Un président, à quoi ça sert ?

La hiérarchie militaire semble avoir oublié qu’à l’origine elle a pris le pouvoir  pour édifier l’État algérien. Après s’être accaparée des leviers de commande voici près d’un quart de siècle, elle manœuvre aujourd’hui pour les garder à son profit et ce, non pas pour parachever l’œuvre de construction mais pour contrôler la manne pétrolière. Pour faire bref : Boumediene a construit la Sonatrach pour la mettre au service de l’Algérie, Chadli et Bouteflika (présidents de façade) s’en sont emparée pour en détourner les capitaux vers la nomenklatura militaire et leur propre entourage.

Tous les regards se tournent vers l’armée après la chute d’Abdelaziz Bouteflika. Jamais l’institution militaire n’a été autant mise sous pression par la société dans son ensemble. Son rôle dans la vie politique fait désormais débat.

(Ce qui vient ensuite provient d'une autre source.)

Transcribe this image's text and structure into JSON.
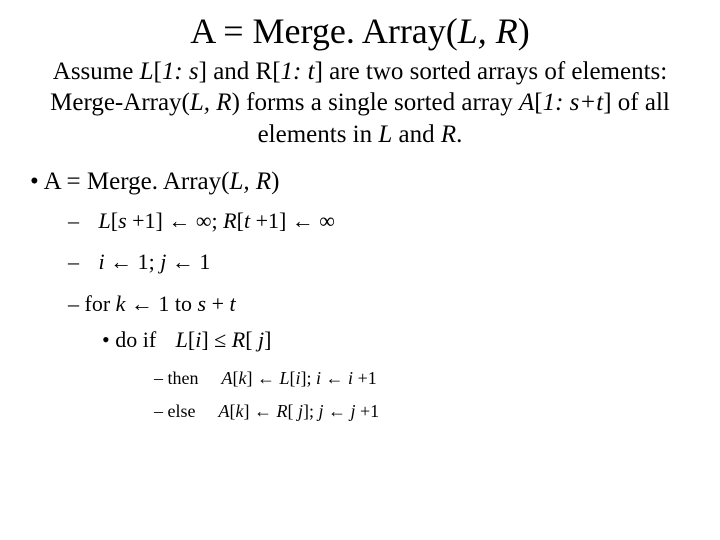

Boumediene, un personnage-clé

On sait depuis Ben Bella que l’armée représente le pouvoir réel. Même les anciens opposants qui depuis l’instauration du multipartisme en 1989 ont servi de tapisserie à ce régime autoritaire ont joint leurs voix au concert de réactions et d’indignation. Au-delà de l’aveu à peine dicible que les conditions de l’existence d’une véritable opposition n’ont jamais revêtues une consistance réelle ; posons tout d’abord cette question dont la réponse passe pour être évidente : pourquoi l’armée fut-elle amenée à s’immiscer dans la vie politique du pays ?  Longtemps  l’intrusion militaire  a été justifiée par la nécessité d’édifier l’État-nation algérien éprouvé par cent trente années de colonisation. Houari Boumediene, en sa qualité de commandant en chef de l’armée des frontières avait incarné cette voie. Par la force des armes il avait imposé dès l’indépendance Ahmed Ben Bella comme premier président de la République algérienne avant de le renverser et de prendre sa place par le coup d’Etat du 19 juin 1965. Boumediene fut certes un officier de l’armée, mais il avait toujours fait en sorte d’éloigner les militaires des affaires publiques. Sa gouvernance reposait essentiellement sur un personnel civil. Politiquement borné, ce despote avait cru en sa politique dirigiste pour assurer le développement de l’Algérie. Pour atteindre ses objectifs, il avait fait assassiner quand il n’avait pas poussé à l’exil tous ses opposants et interdit toute critique ciblant sa personne et son régime avec l’aide de sa redoutable Sécurité militaire (SM).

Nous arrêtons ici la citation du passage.